O segmento mais avançado do setor privado no que diz respeito a critérios ESG é o formado por grandes empresas, mas há a expectativa de que esse movimento chegue também nas menores. “Há um comprometimento crescente por parte delas nesse sentido, especialmente aquelas com mais exposição externa”, diz Vale, que vê uma constante evolução na mudança de paradigmas.
“Com o tempo espera-se que essas práticas também cheguem nas empresas menores, que têm menos responsabilidade com investidores”, diz.
Apesar do claro movimento de mudança, porém, não se pode ignorar que o Brasil é um país extremamente desigual e que isso reflete também nas empresas. “No Brasil, as empresas ainda têm um longo caminho a percorrer, sobretudo no que diz respeito à governança corporativa”, diz Valéria Café, porta-voz do Instituto Brasileiro de Governança Corporativa (IBGC).

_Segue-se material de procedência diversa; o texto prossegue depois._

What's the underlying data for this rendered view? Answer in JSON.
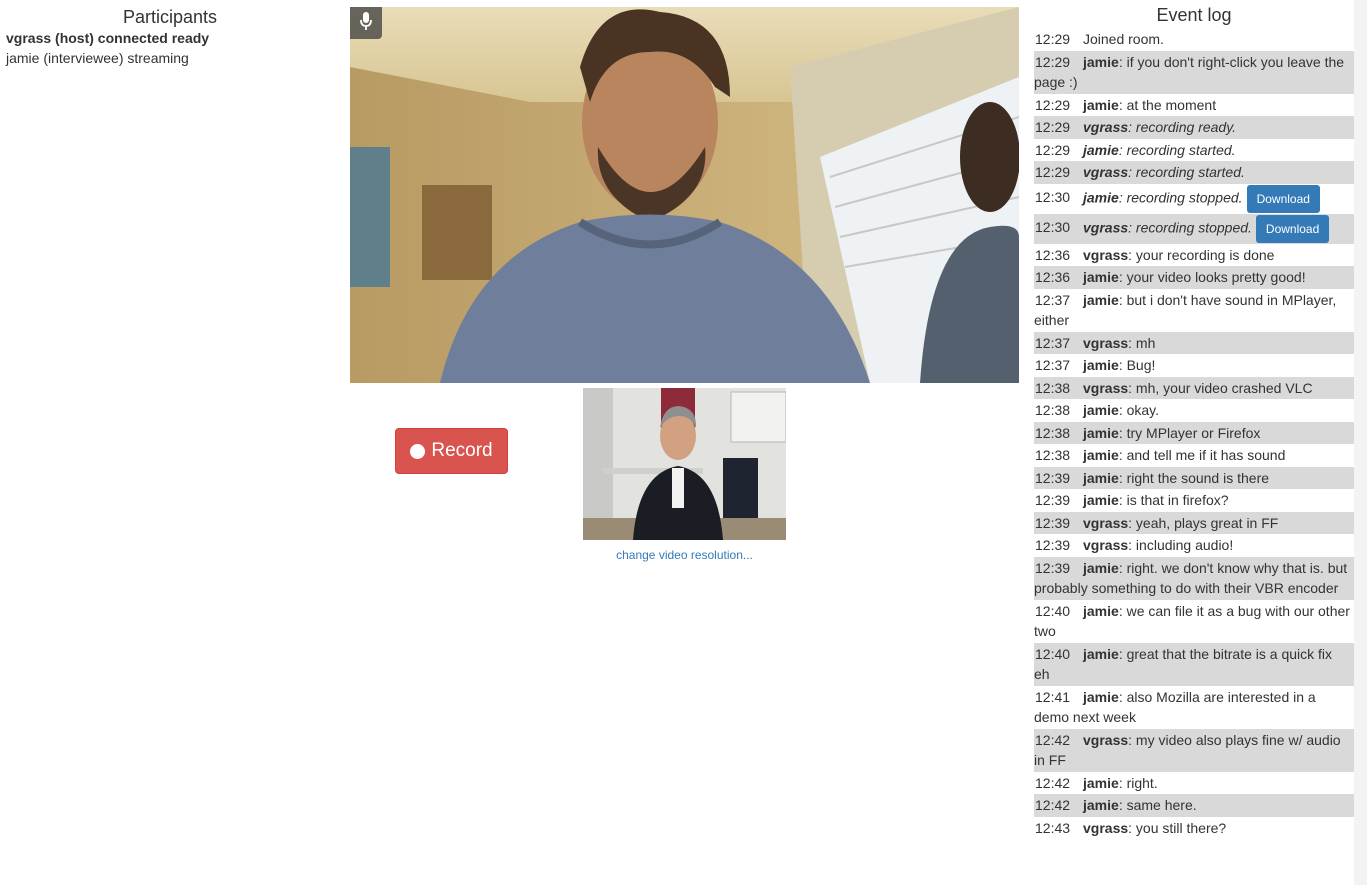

Aqui, vale pontuar que fazem parte de uma boa governança corporativa valores como promoção a igualdade, inclusão e diversidade. E, no Brasil, onde cerca de 56% da população se autodenomina negra ou parda, apenas 29,5% ocupam cargos de liderança, segundo o Instituto Brasileiro de Geografia e Estatística (IBGE).
Tendência mundial
Esse movimento visto na pesquisa do Bofa acompanha um crescimento rápido notado na América Latina, onde quase 90% dos investidores consultados na pesquisa disseram que já usam fatores ESG para tomar decisões de investimento ou planejam fazê-lo em um futuro próximo.
Já na Europa, nos próximos quatro anos, quase 60% dos fundos europeus deverão considerar em suas decisões critérios ESG. Esse montante corresponde a 7,6 trilhões de euros (cerca de US$ 9 trilhões), segundo pesquisa feita pela PwC, e contrasta com os 15% registrados em 2019.

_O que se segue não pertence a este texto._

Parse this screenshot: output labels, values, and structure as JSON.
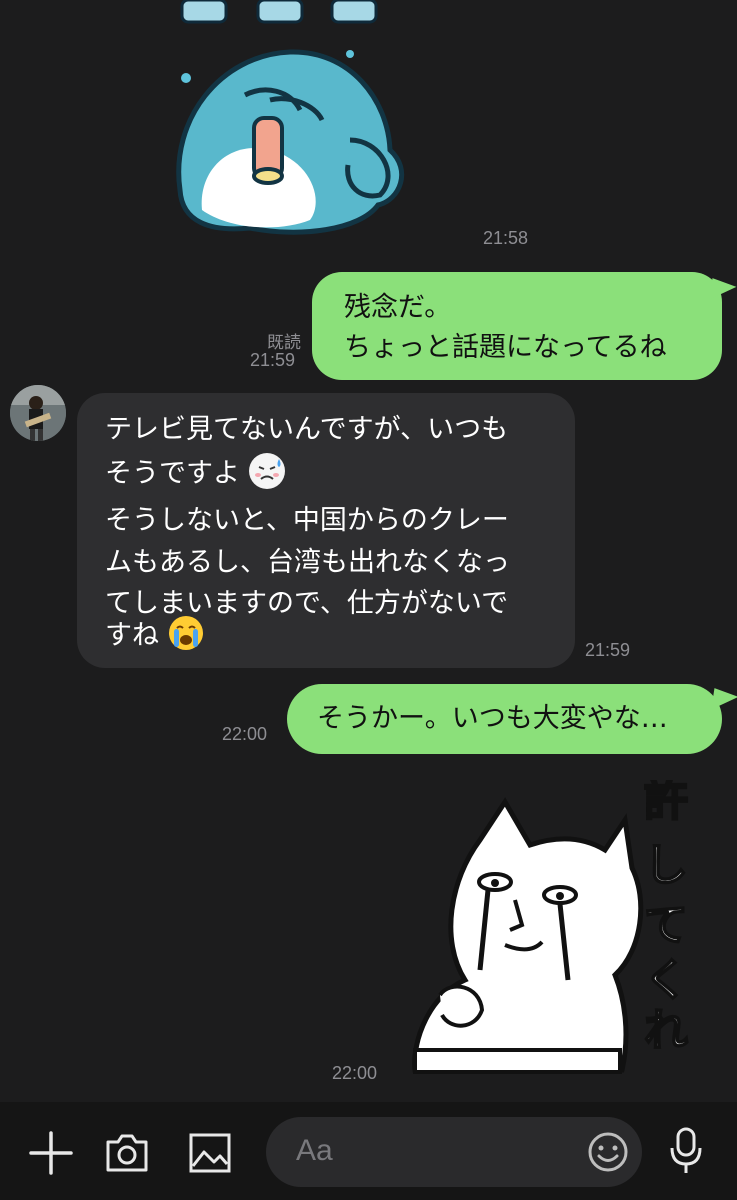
{
  "messages": {
    "m1_time": "21:58",
    "m2": {
      "line1": "残念だ。",
      "line2": "ちょっと話題になってるね",
      "read": "既読",
      "time": "21:59"
    },
    "m3": {
      "line1": "テレビ見てないんですが、いつも",
      "line2": "そうですよ",
      "line3": "そうしないと、中国からのクレー",
      "line4": "ムもあるし、台湾も出れなくなっ",
      "line5": "てしまいますので、仕方がないで",
      "line6": "すね",
      "time": "21:59"
    },
    "m4": {
      "text": "そうかー。いつも大変やな…",
      "time": "22:00"
    },
    "m5": {
      "sticker_text": "許してくれ",
      "time": "22:00"
    }
  },
  "input": {
    "placeholder": "Aa"
  },
  "icons": {
    "plus": "plus-icon",
    "camera": "camera-icon",
    "image": "image-icon",
    "emoji": "smiley-icon",
    "mic": "microphone-icon"
  },
  "colors": {
    "background": "#1c1c1d",
    "outgoing": "#8be07a",
    "incoming": "#2e2e30",
    "timestamp": "#8e8e93"
  }
}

Nos Estados Unidos, apenas 15% das empresas listadas na S&P500 ainda não apresentaram relatórios de boas práticas de ESG, segundo estudo da McKinsey.
ESG: entenda a sigla
Do inglês Environmental, Social and Corporate Governance, a sigla ESG envolve um bocado de conceitos. Vamos começar pelo “E”, ligado ao meio ambiente.
Nessa letra, são consideradas as responsabilidades das companhias com os resíduos sólidos e desmatamentos, por exemplo. Nesse cenário, faz diferença se a empresa usa resíduos naturais em sua produção, como água e energia limpa, e se possui metas de redução de emissão de carbono na atmosfera.

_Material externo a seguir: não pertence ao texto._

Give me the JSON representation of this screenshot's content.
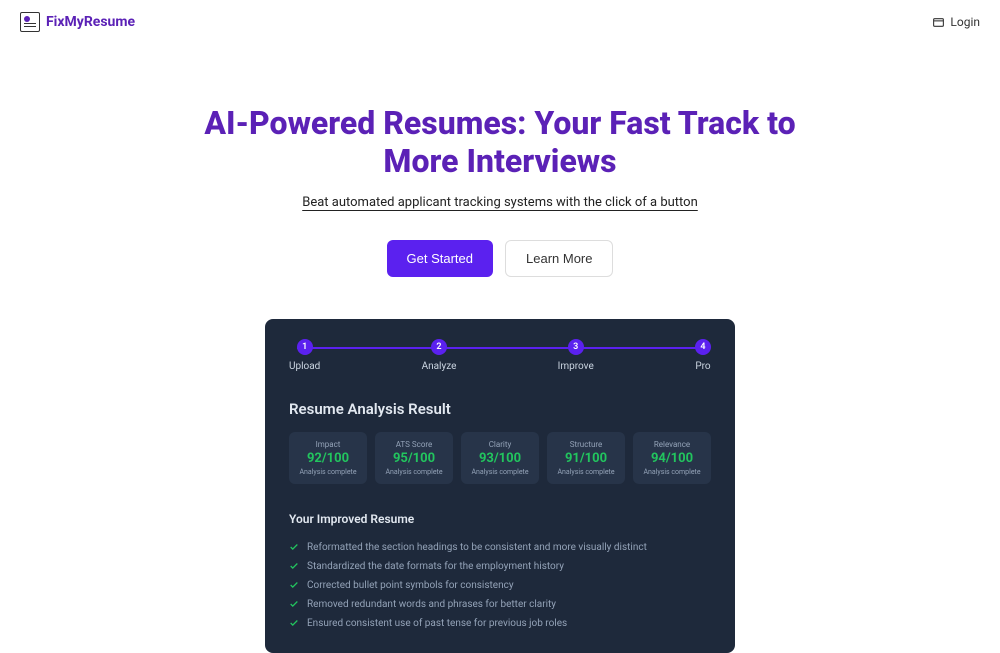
{
  "header": {
    "brand": "FixMyResume",
    "login": "Login"
  },
  "hero": {
    "title": "AI-Powered Resumes: Your Fast Track to More Interviews",
    "subtitle": "Beat automated applicant tracking systems with the click of a button",
    "cta_primary": "Get Started",
    "cta_secondary": "Learn More"
  },
  "steps": [
    {
      "num": "1",
      "label": "Upload"
    },
    {
      "num": "2",
      "label": "Analyze"
    },
    {
      "num": "3",
      "label": "Improve"
    },
    {
      "num": "4",
      "label": "Pro"
    }
  ],
  "analysis": {
    "title": "Resume Analysis Result",
    "scores": [
      {
        "label": "Impact",
        "value": "92/100",
        "status": "Analysis complete"
      },
      {
        "label": "ATS Score",
        "value": "95/100",
        "status": "Analysis complete"
      },
      {
        "label": "Clarity",
        "value": "93/100",
        "status": "Analysis complete"
      },
      {
        "label": "Structure",
        "value": "91/100",
        "status": "Analysis complete"
      },
      {
        "label": "Relevance",
        "value": "94/100",
        "status": "Analysis complete"
      }
    ]
  },
  "improved": {
    "title": "Your Improved Resume",
    "items": [
      "Reformatted the section headings to be consistent and more visually distinct",
      "Standardized the date formats for the employment history",
      "Corrected bullet point symbols for consistency",
      "Removed redundant words and phrases for better clarity",
      "Ensured consistent use of past tense for previous job roles"
    ]
  }
}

O “S”, de social, corresponde aos compromissos que as instituições firmam com todas as pessoas envolvidas no seu negócio, desde investidores e clientes até funcionários e moradores da comunidade em que ela está incluída.
Por fim, o “G”, de governança corporativa, envolve a forma como as empresas são lideradas e administradas, e o nível de transparência que mantêm com as pessoas envolvidas no negócio. Aí, entram desde sistema de auditorias financeiras transparentes e políticas anticorrupção até direitos igualitários entre funcionários.
Esclarecimento do Ministério da Economia
Questionado pela CNN sobre o parecer do ranking, o Ministério da Economia reforçou em nota seus compromissos com a agenda de sustentabilidade e diz que avança na elaboração de políticas públicas e de iniciativas capazes de estimular a adoção de padrões elevados de sustentabilidade no governo e no setor privado.
A pasta ressalta que aderiu à Declaração sobre Investimento Estrangeiro, bem como às Diretrizes da Organização para Cooperação e Desenvolvimento Econômico (OCDE) para as Empresas Multinacionais, e que promove os princípios da organização em suas atividades. Cita ainda incentivo às emissões de debêntures de infraestrutura verdes.
“O Ministério da Economia envida esforços para implementar uma sólida agenda de sustentabilidade, focada nos mais altos padrões internacionais, com o objetivo de promover crescimento econômico e de atrair investimentos estrangeiros qualificados e em linha com os melhores padrões internacionais”, diz.
Outra frente de atuação, acrescenta o ministério, é a elaboração de um Plano de Ação em Conduta Empresarial Responsável (Pacer), criado no ano passado, como objetivo principal de propor e promover políticas públicas e iniciativas relacionadas à padrões internacionais de sustentabilidade alinhados com os princípios de Conduta Empresarial Responsável (CER) e os critérios ambientais, sociais e de governança.